The one way to do that is make it easy for the end-user, and by doing that through LANrev's automated intelligent policy-based management keeps the company in control as well. Finally, as I've mentioned a couple of times, we have an extremely Apple partnership. If I can tell you, I'm personally on twice a month calls with the technical teams from Apple. We have a great collaboration in development of our own solutions and a very strong feedback loop to Apple in order to let them know what our customers need and what we'd like to see from their technologies as well. It's a partnership that we have had and have cultivated, for many years, our engineering team has been working on Apple solutions at other companies for about 25 years now.
 
So it's a great depth of experience and a very strong relationship with Apple.
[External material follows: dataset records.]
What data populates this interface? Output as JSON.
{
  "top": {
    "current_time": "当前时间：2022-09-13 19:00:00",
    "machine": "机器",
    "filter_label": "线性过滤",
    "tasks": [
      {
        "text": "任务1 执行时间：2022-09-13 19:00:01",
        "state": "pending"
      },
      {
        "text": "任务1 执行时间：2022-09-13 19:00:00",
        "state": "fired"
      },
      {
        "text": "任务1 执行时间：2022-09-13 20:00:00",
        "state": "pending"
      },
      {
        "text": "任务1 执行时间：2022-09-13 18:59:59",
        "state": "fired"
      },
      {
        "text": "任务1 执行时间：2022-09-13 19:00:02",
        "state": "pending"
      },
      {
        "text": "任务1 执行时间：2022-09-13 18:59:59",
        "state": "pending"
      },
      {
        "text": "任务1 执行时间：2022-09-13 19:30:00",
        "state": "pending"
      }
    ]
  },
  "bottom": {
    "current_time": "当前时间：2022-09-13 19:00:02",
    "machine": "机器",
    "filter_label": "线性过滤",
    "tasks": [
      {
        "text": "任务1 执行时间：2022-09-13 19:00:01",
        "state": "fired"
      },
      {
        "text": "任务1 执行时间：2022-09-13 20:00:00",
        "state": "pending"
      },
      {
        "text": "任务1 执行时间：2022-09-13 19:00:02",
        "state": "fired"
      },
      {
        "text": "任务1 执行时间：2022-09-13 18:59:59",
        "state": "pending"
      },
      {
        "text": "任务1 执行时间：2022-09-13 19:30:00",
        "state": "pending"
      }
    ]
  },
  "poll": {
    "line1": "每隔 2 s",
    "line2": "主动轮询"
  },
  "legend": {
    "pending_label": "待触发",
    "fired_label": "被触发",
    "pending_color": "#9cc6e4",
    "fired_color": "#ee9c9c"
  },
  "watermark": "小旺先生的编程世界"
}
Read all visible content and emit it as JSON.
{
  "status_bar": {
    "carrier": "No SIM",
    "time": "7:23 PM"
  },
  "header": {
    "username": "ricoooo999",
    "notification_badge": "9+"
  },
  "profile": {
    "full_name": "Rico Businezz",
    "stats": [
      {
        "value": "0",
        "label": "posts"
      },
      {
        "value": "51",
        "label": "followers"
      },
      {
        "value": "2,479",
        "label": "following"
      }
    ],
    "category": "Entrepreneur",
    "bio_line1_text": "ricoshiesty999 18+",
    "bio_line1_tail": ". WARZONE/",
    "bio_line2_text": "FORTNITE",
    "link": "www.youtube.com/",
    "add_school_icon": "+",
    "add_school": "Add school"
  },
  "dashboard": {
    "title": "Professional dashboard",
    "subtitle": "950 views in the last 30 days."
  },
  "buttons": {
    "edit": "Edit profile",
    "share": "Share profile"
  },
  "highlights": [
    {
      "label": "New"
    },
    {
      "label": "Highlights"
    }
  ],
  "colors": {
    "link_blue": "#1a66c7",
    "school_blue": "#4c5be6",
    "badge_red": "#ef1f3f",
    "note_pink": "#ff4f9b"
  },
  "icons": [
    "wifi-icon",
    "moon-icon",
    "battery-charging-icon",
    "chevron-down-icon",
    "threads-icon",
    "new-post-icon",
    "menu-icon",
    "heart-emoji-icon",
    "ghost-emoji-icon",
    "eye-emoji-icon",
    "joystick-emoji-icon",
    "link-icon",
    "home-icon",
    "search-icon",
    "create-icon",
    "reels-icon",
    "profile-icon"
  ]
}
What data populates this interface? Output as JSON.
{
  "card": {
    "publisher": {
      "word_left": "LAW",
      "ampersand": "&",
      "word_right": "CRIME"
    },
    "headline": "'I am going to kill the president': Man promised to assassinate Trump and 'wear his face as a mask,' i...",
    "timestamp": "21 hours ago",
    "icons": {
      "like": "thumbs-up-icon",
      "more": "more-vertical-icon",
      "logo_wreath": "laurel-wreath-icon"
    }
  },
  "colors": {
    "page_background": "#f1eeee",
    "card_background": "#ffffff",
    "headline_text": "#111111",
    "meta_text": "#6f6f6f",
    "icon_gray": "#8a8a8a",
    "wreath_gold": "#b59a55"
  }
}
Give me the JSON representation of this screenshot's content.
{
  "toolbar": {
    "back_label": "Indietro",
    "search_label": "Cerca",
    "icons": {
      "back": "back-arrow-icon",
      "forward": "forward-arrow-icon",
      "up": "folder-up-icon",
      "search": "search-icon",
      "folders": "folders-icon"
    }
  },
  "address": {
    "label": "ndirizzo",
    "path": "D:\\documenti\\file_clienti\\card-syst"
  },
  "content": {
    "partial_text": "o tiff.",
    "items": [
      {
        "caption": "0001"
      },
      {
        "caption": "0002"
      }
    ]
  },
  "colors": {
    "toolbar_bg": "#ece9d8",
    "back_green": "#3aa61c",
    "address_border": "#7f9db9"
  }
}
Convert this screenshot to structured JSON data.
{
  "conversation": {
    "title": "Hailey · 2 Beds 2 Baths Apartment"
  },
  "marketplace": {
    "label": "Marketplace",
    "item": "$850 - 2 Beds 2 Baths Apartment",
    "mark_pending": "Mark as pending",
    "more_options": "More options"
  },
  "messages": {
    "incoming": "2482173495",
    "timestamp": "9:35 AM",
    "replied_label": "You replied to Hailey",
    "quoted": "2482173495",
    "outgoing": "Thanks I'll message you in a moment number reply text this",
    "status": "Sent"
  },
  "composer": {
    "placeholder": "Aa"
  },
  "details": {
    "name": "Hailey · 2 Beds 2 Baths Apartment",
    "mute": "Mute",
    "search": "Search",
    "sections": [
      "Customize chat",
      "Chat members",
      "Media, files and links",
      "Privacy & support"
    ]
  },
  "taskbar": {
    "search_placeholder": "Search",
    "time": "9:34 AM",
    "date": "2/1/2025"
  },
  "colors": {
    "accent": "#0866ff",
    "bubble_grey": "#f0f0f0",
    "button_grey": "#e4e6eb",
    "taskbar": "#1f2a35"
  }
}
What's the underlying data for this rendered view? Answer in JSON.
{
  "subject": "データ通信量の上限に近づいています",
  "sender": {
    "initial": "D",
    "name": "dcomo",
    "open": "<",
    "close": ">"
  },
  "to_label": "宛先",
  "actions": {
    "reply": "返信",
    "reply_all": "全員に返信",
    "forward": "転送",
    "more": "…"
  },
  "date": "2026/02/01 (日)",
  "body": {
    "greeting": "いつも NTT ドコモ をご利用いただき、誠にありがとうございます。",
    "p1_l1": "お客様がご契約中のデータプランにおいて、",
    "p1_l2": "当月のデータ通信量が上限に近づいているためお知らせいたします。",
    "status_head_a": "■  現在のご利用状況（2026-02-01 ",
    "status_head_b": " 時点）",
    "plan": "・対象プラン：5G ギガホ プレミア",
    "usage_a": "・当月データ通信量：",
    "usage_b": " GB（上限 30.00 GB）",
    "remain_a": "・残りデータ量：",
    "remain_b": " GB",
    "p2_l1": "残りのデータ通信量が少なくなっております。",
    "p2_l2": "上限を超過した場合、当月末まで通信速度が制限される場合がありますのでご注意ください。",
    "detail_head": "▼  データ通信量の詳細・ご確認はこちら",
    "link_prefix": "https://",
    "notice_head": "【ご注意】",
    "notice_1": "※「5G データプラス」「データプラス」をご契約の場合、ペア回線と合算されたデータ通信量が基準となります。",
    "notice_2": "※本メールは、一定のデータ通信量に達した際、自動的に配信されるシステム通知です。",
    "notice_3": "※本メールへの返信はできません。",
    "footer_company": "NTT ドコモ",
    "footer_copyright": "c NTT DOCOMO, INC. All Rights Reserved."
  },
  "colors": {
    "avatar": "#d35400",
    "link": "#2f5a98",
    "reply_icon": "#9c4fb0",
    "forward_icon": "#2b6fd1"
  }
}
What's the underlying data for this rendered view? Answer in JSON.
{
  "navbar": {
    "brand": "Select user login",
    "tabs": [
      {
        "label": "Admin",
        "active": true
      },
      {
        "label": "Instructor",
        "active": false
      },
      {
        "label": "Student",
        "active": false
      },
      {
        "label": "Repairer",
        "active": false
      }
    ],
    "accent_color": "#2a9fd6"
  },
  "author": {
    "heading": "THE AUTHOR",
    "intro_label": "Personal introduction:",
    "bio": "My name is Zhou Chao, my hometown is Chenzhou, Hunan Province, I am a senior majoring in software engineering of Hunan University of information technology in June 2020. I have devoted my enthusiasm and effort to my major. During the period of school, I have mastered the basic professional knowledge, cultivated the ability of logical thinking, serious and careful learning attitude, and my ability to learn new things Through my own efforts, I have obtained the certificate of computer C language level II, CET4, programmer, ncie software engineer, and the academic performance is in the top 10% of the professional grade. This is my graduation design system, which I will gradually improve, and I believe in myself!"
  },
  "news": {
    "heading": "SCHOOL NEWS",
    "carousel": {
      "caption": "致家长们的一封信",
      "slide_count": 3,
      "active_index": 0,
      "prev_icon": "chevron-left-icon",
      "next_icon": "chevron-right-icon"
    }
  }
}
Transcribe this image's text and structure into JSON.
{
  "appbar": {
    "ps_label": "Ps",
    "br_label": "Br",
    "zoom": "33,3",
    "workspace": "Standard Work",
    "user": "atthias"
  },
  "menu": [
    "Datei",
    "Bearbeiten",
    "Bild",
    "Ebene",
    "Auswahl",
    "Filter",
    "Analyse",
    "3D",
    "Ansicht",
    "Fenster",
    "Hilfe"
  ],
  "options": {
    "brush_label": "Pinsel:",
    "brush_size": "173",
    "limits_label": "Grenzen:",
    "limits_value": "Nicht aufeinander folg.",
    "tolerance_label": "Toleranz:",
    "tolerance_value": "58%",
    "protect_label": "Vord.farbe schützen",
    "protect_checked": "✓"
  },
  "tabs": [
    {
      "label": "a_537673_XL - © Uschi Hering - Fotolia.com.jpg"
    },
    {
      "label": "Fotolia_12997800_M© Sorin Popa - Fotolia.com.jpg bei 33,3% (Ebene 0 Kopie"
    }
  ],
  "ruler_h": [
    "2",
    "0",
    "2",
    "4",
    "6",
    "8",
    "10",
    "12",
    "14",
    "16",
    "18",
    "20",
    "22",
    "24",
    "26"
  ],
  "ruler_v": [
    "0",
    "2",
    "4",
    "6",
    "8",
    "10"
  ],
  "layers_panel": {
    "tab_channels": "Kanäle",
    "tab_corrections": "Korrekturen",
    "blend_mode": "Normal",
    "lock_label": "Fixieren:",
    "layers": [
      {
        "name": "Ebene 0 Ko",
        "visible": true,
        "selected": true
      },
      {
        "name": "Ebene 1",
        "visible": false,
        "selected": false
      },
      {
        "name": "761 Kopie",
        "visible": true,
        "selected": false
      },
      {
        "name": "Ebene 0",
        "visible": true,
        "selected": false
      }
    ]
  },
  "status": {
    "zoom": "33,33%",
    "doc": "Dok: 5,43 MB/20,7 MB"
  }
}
I would encourage you to ask your Apple SEs or sales people about LANrev as well, I think you will find they know quite a bit about it. That's all we've got for our formal presentation this morning, I don't see any questions in the queue, but we can take just a minute if you wanna type one in. Otherwise, we'll go ahead and give a few minutes back in your day. I do wanna especially thank Steve Brasen for joining us this morning. He does some really great work in analyzing the market and I'll encourage you to take a look at some of his other research. So seeing no questions, we will give you a little bit of time back, thank you very much for joining this morning and we hope to hear from you soon at HEAT Software.